Kades Ensa Bantah Tudingan Pemalsuan Tanda Tangan BPD

MOROWALI UTARA, ENSA — Kepala Desa Ensa, Yan Ferdinan Suade, membantah tegas tudingan pemalsuan tanda tangan Ketua BPD dalam dokumen administrasi pemerintahan desa.

Ferdinan menegaskan, tudingan tersebut tidak benar. Ia mengatakan seluruh proses penyusunan dan penyampaian dokumen pertanggungjawaban desa dilakukan sesuai mekanisme administrasi, Jumat (21/8/2026).
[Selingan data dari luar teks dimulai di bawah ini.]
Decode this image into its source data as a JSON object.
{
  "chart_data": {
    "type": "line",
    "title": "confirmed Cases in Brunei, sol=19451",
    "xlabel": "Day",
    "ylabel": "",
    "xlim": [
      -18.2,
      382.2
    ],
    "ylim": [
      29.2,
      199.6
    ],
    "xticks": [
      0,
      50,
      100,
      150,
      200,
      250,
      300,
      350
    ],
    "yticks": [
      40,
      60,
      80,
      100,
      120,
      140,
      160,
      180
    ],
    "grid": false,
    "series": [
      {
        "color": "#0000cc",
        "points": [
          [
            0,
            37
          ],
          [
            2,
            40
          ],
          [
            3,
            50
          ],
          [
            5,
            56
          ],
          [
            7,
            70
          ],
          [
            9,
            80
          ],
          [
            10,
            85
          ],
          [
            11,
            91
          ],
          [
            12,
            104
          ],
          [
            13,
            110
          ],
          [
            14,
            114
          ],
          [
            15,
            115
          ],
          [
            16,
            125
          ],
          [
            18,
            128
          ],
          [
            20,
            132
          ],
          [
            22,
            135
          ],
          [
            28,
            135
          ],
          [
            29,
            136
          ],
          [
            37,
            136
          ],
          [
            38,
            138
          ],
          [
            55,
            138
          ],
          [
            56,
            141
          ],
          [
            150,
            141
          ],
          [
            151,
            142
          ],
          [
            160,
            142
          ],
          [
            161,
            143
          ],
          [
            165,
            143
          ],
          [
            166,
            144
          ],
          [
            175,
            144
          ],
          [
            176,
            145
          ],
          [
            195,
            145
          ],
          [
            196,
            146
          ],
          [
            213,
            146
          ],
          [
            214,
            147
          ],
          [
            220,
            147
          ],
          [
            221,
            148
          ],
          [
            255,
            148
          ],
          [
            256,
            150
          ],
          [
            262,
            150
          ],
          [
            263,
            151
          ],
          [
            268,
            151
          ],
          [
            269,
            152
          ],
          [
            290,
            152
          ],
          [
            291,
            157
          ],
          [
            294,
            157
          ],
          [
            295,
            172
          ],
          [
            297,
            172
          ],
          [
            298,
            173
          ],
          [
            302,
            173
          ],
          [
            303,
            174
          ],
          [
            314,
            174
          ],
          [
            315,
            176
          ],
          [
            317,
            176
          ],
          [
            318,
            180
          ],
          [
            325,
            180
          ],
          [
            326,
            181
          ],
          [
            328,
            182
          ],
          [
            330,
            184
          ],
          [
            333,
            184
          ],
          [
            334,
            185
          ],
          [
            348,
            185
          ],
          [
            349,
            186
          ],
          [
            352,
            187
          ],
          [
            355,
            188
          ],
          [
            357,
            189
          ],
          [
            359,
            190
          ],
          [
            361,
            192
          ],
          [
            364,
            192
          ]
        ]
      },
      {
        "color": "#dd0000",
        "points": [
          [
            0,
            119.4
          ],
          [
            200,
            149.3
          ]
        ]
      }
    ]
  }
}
“Saya membantah dengan tegas tudingan tersebut. Tidak pernah ada niat ataupun tindakan untuk memalsukan tanda tangan Ketua BPD,” ujar Ferdinan, Rabu (19/8/2026).

Menurut Ferdinan, dokumen yang dipersoalkan merupakan bagian dari administrasi pemerintahan desa yang dalam penyusunannya melibatkan pihak terkait.

Ia mengaku siap memberikan penjelasan dan menunjukkan dokumen pendukung jika diperlukan untuk memastikan persoalan tersebut secara terbuka.

Ferdinan meminta tudingan tidak disimpulkan sepihak sebelum dilakukan pemeriksaan dan klarifikasi berdasarkan dokumen maupun bukti yang ada.

Sementara itu, anggota BPD Desa Ensa, Dekrit Tohiuka, mengaku masih mempertanyakan dokumen atau bagian mana yang disebut berkaitan dengan dugaan pemalsuan tanda tangan.

Dekrit menjelaskan, LKPPD merupakan laporan kepala desa kepada BPD. Dalam proses tersebut, BPD dapat memberikan catatan atau tanggapan terhadap laporan yang disampaikan.

Menurutnya, persoalan LKPPD berbeda dengan LKPJ akhir masa jabatan kepala desa. LKPJ akhir masa jabatan baru disusun setelah masa jabatan kepala desa berakhir.

“Kalau memang yang dipersoalkan adalah LKPPD, tidak ada bagian yang mengharuskan Ketua BPD menandatangani dokumen tersebut. Jadi, tanda tangan mana yang diduga dipalsukan?” kata Dekrit.

Sementara itu, Sekretaris Dinas PMD Morowali Utara, Carles Toha, mengatakan pihaknya telah menerima informasi mengenai persoalan tersebut dan masih melakukan pengecekan serta mempelajari permasalahan secara lebih mendalam.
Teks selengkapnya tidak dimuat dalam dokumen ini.